田澄将绢布打湿,轻轻擦了擦时寒云的脸,又拿了一小块干净的绢布,裹住手指沾了些盐粉。
“少爷张嘴。”
时寒云闭着眼,张大嘴巴,任由田澄一只手捏着他的下巴,另一只手用棉布轻擦他的牙齿。
“好了,少爷漱口。”田澄将东西放下,端给他一杯清茶。
时寒云洗漱完了,田澄又拿了衣服过来替他穿上。
整理好腰带,没等田澄往后退步,时寒云就自然而然地环住了他的腰,将脸埋进田澄胸口。
“还是好困啊,为什么我的生辰,我却不能睡懒觉。
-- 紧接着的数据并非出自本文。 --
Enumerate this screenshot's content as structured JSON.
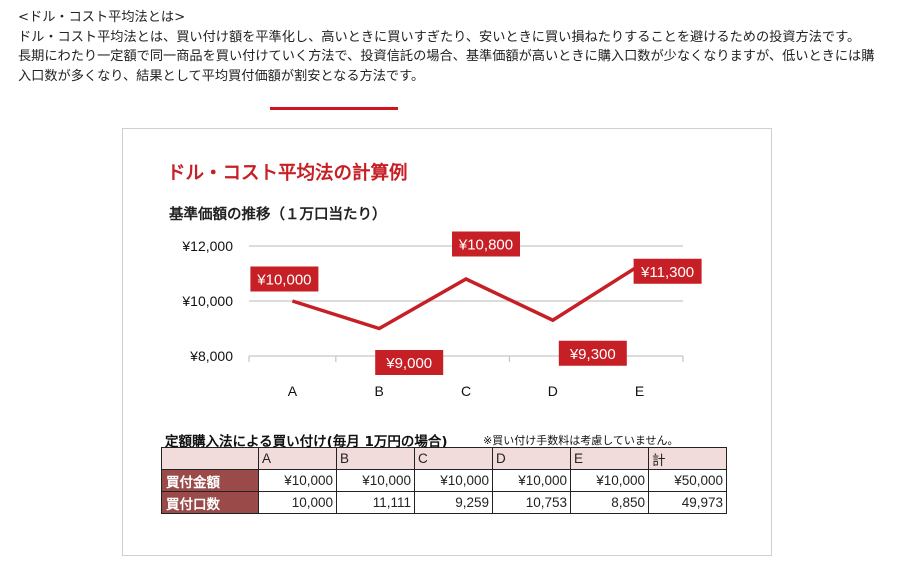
{
  "intro": {
    "heading": "<ドル・コスト平均法とは>",
    "para1": "ドル・コスト平均法とは、買い付け額を平準化し、高いときに買いすぎたり、安いときに買い損ねたりすることを避けるための投資方法です。",
    "para2_a": "長期にわたり一定額で同一商品を買い付けていく方法で、投資信託の場合、基準価額が高いときに購入口数が少なくなりますが、低いときには購入口数が多くなり、結果として",
    "para2_highlight": "平均買付価額が割安",
    "para2_b": "となる方法です。",
    "highlight_color": "#d2141c"
  },
  "figure": {
    "title": "ドル・コスト平均法の計算例",
    "chart_title": "基準価額の推移（１万口当たり）"
  },
  "chart_data": {
    "type": "line",
    "categories": [
      "A",
      "B",
      "C",
      "D",
      "E"
    ],
    "series": [
      {
        "values": [
          10000,
          9000,
          10800,
          9300,
          11300
        ]
      }
    ],
    "data_labels": [
      "¥10,000",
      "¥9,000",
      "¥10,800",
      "¥9,300",
      "¥11,300"
    ],
    "yticks": [
      "¥12,000",
      "¥10,000",
      "¥8,000"
    ],
    "ytick_values": [
      12000,
      10000,
      8000
    ],
    "ylim": [
      8000,
      12000
    ],
    "grid": "horizontal",
    "line_color": "#c61f25",
    "label_bg": "#c61f25"
  },
  "table": {
    "title": "定額購入法による買い付け(毎月 1万円の場合)",
    "note": "※買い付け手数料は考慮していません。",
    "columns": [
      "A",
      "B",
      "C",
      "D",
      "E",
      "計"
    ],
    "rows": [
      {
        "label": "買付金額",
        "values": [
          "¥10,000",
          "¥10,000",
          "¥10,000",
          "¥10,000",
          "¥10,000",
          "¥50,000"
        ]
      },
      {
        "label": "買付口数",
        "values": [
          "10,000",
          "11,111",
          "9,259",
          "10,753",
          "8,850",
          "49,973"
        ]
      }
    ],
    "header_bg": "#f2dcdb",
    "row_header_bg": "#9b4a4a"
  }
}
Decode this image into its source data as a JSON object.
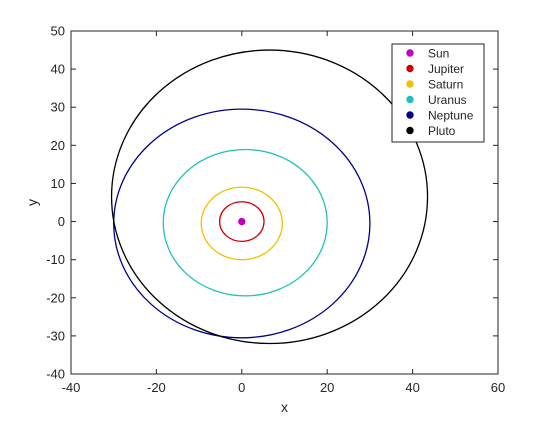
{
  "chart_data": {
    "type": "line",
    "title": "",
    "xlabel": "x",
    "ylabel": "y",
    "xlim": [
      -40,
      60
    ],
    "ylim": [
      -40,
      50
    ],
    "xticks": [
      -40,
      -20,
      0,
      20,
      40,
      60
    ],
    "yticks": [
      -40,
      -30,
      -20,
      -10,
      0,
      10,
      20,
      30,
      40,
      50
    ],
    "grid": false,
    "legend_position": "top-right",
    "series": [
      {
        "name": "Sun",
        "color": "#c000c0",
        "kind": "point",
        "x": 0,
        "y": 0
      },
      {
        "name": "Jupiter",
        "color": "#d00000",
        "kind": "orbit",
        "center": [
          0,
          0
        ],
        "a": 5.2,
        "b": 5.2
      },
      {
        "name": "Saturn",
        "color": "#f0c000",
        "kind": "orbit",
        "center": [
          0,
          -0.5
        ],
        "a": 9.5,
        "b": 9.5
      },
      {
        "name": "Uranus",
        "color": "#20c0c0",
        "kind": "orbit",
        "center": [
          0.8,
          -0.3
        ],
        "a": 19.2,
        "b": 19.2
      },
      {
        "name": "Neptune",
        "color": "#00008c",
        "kind": "orbit",
        "center": [
          0,
          -0.5
        ],
        "a": 30,
        "b": 30
      },
      {
        "name": "Pluto",
        "color": "#000000",
        "kind": "orbit",
        "center": [
          6.5,
          6.5
        ],
        "a": 37,
        "b": 38.5
      }
    ]
  }
}
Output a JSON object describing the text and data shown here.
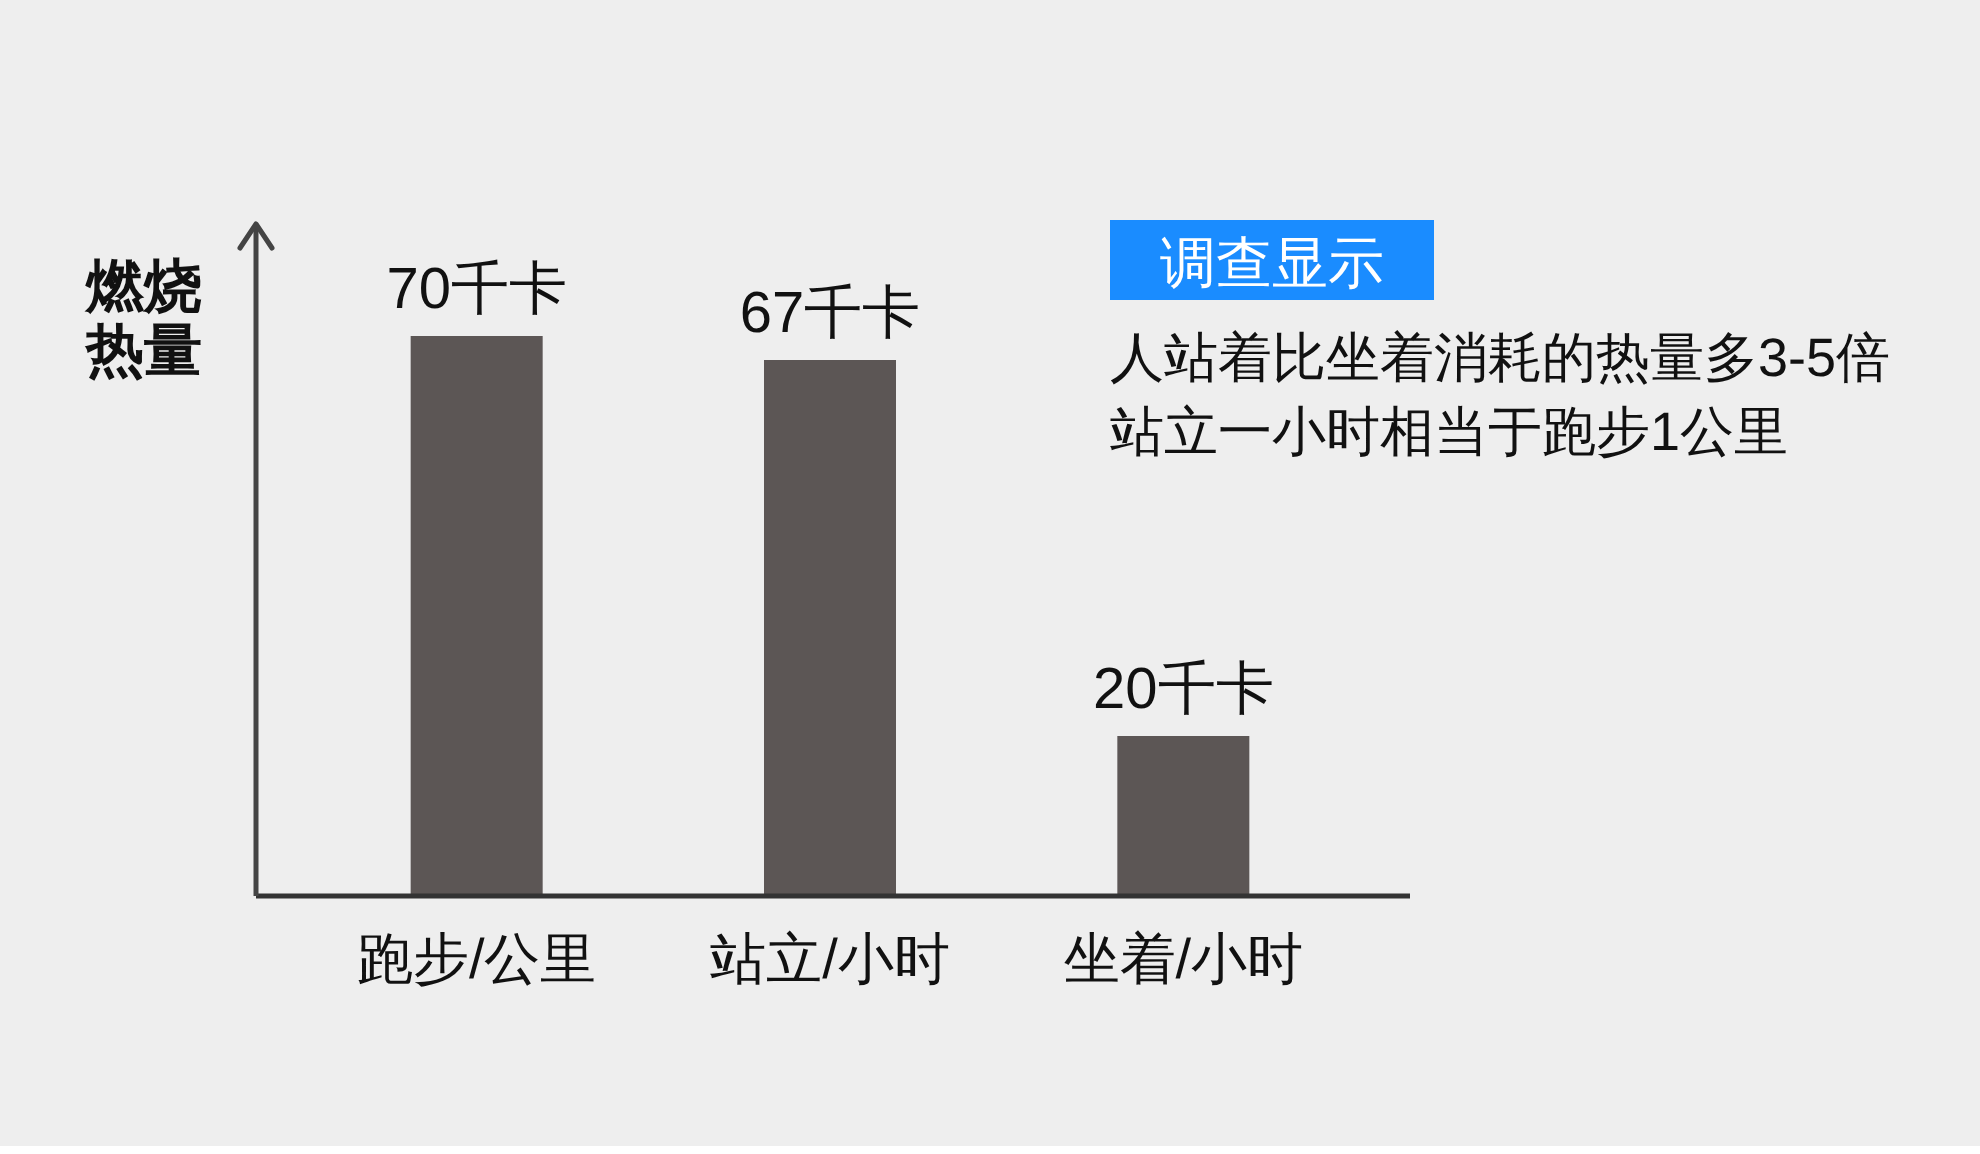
{
  "chart_data": {
    "type": "bar",
    "ylabel": "燃烧热量",
    "categories": [
      "跑步/公里",
      "站立/小时",
      "坐着/小时"
    ],
    "values": [
      70,
      67,
      20
    ],
    "value_labels": [
      "70千卡",
      "67千卡",
      "20千卡"
    ],
    "color": "#5c5655",
    "annotations": [
      "调查显示",
      "人站着比坐着消耗的热量多3-5倍",
      "站立一小时相当于跑步1公里"
    ]
  }
}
”时寒云抱怨道。
时寒云还未及冠,不能戴冠,头上扎着一根素玉簪子,此时被他蹭的有些歪了。
田澄给他正了正,安抚道:“就今天忙些,明日夫子不来教课,可以多睡一会儿。”
时寒云用力眨了眨眼,把最后一点困意压下去,从田澄怀里出来。
“走吧。”
时寒云走在前面,田澄慢他半步跟在后面。
两人去了正厅祖堂,里面已经站了一群人,在时寒云到的时候,数道目光齐刷刷望过来。
时寒云就像没感觉到一样,大摇大摆地走进去。
时家的祠堂高阔方正,青石砖铺的地板,连缝隙都被打扫得一尘不染。
供案上安放着一排排牌位,从上至下是时家的列祖列宗。
一对儿高挑的粗大红烛立在两侧,此时正燃烧着。
时老爷端坐在上首,面色沉静,手里摩挲着拐杖上的鹿头。
另一旁坐着一个身量纤细的男子,眉间生了一枚鲜艳的红痣,正是时寒云的姆父。
他黛眉微蹙,看向时寒云的目光带着不满:“满堂长辈等着,你倒好,来的如此迟,外人见了还以为我们时家毫无规矩。”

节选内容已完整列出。